The house was Javier’s and he left it to Rafe when he died. It’s right on the beach, up on stilts so that you take stairs up from the entrance to the first floor high off the ground. A kitchen and breakfast room open onto a large deck that looks out over the ocean. Upstairs is a master bedroom that also looks out on the ocean and a small front bedroom with windows out onto the tourist town of Ocean City: donut shops, fried fish and chicken restaurants, tiki bars, and bowling alleys that are all deserted in the winter.

On every side table are arrangements of shells that seem too perfect to have come from the beach outside, smooth stones that sparkle with mica, and coasters printed with starfish and sand dollars. In the bathrooms are dishes of small blue and green and pink soaps in the shapes of shells that have never been used and towels with beach umbrellas embroidered at the hems. Paintings of palm trees and herons in seashell-crusted frames are scattered around the walls of the breakfast room. The trivets look like they’ve had shells pressed into them to leave imprints, and there are vases in the corners filled with tall, stalky grasses.

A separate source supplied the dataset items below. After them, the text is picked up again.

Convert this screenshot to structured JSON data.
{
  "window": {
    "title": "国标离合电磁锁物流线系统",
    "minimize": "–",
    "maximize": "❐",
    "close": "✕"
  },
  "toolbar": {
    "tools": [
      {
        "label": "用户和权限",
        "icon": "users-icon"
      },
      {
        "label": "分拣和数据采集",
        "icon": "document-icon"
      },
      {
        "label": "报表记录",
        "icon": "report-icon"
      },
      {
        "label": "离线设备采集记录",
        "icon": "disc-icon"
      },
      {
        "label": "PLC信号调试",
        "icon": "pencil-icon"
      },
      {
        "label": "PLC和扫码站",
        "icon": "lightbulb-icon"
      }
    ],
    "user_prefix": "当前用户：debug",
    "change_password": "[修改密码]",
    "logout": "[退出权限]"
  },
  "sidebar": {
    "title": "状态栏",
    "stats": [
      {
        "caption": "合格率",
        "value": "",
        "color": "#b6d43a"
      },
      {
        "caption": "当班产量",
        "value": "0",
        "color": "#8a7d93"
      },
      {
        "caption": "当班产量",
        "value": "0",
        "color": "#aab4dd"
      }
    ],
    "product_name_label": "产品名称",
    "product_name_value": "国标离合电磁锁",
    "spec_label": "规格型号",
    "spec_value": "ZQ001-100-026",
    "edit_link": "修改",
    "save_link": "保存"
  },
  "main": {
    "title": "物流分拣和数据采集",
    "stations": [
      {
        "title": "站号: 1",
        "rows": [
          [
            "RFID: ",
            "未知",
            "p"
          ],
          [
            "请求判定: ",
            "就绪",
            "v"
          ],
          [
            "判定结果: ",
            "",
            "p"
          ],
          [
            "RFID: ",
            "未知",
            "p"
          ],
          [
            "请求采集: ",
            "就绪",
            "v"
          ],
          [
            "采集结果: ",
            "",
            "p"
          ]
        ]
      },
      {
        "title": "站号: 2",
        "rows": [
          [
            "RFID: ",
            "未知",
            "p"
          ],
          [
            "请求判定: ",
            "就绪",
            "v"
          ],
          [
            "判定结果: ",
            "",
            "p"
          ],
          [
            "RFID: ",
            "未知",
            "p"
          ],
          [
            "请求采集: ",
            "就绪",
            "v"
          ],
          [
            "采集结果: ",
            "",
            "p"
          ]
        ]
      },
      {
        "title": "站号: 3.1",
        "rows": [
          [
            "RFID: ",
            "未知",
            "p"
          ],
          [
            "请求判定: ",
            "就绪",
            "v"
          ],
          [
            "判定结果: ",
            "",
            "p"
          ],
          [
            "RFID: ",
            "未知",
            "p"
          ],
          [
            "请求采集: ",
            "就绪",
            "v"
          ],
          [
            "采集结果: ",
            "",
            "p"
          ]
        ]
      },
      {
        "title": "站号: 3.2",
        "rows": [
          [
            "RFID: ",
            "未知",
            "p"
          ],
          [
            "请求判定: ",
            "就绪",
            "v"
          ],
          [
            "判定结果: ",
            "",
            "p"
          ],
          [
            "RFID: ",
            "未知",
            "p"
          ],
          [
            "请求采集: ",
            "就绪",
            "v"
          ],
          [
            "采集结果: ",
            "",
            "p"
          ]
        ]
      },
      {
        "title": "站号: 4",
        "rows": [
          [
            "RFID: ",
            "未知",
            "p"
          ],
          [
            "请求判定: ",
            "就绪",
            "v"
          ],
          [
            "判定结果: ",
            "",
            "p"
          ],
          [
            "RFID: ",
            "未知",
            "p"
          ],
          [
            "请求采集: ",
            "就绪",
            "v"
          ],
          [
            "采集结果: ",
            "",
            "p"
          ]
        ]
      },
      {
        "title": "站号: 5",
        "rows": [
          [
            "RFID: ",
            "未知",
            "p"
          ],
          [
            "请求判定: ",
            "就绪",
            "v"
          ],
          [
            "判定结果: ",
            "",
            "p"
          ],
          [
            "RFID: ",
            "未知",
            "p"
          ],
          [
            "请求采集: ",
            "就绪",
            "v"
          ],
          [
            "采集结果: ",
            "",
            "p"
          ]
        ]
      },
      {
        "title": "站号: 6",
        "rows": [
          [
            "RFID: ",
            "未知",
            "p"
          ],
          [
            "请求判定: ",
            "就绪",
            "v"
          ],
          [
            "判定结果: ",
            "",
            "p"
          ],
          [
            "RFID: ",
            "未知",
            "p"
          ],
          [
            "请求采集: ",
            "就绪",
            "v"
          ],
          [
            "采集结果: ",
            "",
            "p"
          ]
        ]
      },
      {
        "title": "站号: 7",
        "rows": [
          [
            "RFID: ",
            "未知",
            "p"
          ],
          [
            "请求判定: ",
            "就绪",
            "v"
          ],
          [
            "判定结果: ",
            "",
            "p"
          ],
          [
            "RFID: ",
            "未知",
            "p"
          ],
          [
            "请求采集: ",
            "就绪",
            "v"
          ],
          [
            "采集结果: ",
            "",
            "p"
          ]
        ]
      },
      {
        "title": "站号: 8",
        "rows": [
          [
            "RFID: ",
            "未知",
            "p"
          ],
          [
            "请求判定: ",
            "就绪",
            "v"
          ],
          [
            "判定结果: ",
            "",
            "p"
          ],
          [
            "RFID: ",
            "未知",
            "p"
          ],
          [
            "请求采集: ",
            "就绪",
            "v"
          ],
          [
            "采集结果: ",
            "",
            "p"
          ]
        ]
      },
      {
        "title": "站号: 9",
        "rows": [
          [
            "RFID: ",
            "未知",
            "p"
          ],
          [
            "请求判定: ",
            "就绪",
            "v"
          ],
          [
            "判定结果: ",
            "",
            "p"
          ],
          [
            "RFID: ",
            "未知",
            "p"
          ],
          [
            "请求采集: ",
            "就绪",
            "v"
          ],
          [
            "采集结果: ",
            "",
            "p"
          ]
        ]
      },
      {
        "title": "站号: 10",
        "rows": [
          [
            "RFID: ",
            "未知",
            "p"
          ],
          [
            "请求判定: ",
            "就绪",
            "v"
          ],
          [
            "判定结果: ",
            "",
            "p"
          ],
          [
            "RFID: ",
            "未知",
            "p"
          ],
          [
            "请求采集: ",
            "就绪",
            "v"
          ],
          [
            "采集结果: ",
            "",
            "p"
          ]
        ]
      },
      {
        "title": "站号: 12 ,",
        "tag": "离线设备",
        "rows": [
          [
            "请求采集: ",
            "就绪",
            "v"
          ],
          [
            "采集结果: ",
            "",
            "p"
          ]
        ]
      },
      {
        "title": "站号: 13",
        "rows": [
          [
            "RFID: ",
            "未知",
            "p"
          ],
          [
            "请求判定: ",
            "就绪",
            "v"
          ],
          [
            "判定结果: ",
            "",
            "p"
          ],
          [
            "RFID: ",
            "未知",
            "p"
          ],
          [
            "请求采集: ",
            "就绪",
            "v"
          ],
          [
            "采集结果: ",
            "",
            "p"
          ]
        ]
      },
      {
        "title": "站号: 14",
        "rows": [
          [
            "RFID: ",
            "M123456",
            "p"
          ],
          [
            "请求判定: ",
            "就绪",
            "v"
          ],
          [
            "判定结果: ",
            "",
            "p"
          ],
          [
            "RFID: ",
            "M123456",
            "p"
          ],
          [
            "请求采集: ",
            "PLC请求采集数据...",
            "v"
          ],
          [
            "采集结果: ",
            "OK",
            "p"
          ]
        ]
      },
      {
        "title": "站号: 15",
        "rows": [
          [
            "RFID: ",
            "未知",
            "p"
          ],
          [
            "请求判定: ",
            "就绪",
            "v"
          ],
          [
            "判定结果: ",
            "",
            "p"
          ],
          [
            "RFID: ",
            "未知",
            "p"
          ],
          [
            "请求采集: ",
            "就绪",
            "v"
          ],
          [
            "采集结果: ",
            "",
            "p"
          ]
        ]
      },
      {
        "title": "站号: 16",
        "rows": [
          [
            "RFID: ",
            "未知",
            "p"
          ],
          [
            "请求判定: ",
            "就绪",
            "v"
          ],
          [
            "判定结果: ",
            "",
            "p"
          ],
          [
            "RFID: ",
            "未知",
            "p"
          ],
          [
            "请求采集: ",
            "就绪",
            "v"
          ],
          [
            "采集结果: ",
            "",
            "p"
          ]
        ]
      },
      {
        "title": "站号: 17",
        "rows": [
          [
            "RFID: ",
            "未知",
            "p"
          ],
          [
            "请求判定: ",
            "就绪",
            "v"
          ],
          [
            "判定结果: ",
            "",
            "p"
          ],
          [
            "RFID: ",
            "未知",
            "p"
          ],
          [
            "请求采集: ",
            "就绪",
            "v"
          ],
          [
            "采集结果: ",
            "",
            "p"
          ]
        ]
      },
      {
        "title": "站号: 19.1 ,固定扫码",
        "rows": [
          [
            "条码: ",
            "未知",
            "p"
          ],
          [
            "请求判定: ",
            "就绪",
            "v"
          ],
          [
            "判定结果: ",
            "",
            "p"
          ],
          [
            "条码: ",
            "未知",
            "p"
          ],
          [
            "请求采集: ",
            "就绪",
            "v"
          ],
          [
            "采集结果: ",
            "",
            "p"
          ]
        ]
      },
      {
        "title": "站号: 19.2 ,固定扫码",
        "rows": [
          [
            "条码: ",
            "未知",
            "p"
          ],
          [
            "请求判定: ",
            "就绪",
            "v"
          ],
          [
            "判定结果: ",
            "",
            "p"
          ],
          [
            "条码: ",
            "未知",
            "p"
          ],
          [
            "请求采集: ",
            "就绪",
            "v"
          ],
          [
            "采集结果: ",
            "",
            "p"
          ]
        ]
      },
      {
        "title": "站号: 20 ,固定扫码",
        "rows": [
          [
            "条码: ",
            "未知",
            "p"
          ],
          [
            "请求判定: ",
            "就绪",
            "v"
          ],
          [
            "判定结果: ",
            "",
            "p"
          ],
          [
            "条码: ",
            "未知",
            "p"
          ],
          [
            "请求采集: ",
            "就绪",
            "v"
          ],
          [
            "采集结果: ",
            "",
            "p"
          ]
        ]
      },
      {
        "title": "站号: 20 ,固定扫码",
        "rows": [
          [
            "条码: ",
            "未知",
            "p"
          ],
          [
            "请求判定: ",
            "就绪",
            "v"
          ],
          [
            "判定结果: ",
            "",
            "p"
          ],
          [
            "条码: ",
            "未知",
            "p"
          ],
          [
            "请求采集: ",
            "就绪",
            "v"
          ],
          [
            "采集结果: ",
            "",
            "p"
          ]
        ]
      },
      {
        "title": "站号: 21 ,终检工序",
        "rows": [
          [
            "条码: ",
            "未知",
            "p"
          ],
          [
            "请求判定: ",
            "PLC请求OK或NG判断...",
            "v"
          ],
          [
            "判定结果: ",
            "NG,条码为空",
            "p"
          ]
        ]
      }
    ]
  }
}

The bedspread in the master bedroom is striped in shades of blue like the ocean and the sheets are the color of the sand on the beach outside. Last night as I fell asleep, I imagined that I was lying on the beach and the blanket was the ocean slowly covering me, pulling me into its dark.

Rafe ordered pizza, and though I can taste it, I can’t remember eating it. He’s talking about Javier, and I don’t know if I asked him a question or not. Then I realize he’s talking so I don’t have to. To distract me.

He tells me how Javier bought this place with his partner before the area was developed. When the beach was empty. How he’d tease Clive for the way he decorated: like the beach took a shit in the house. How Javier brought Rafe out here and it was the most peaceful place he’d ever been.

How the ocean makes him feel small. “You look out over the ocean and you know that the water you’re seeing, no matter how far out you look, is only the very edge. It’s like space or something. Scary big. It’s kind of strange to know you’re only experiencing the very outside of something. All those kids in the summer, wave-jumping, swimming, surfing in the sun. They’re just playing on the very edge of this giant monster. But I like it. The sense that there’s something bigger than me that connects me to someone far away, on the other side, looking out over the water thousands of miles from here, from a totally different place, living a completely different life.”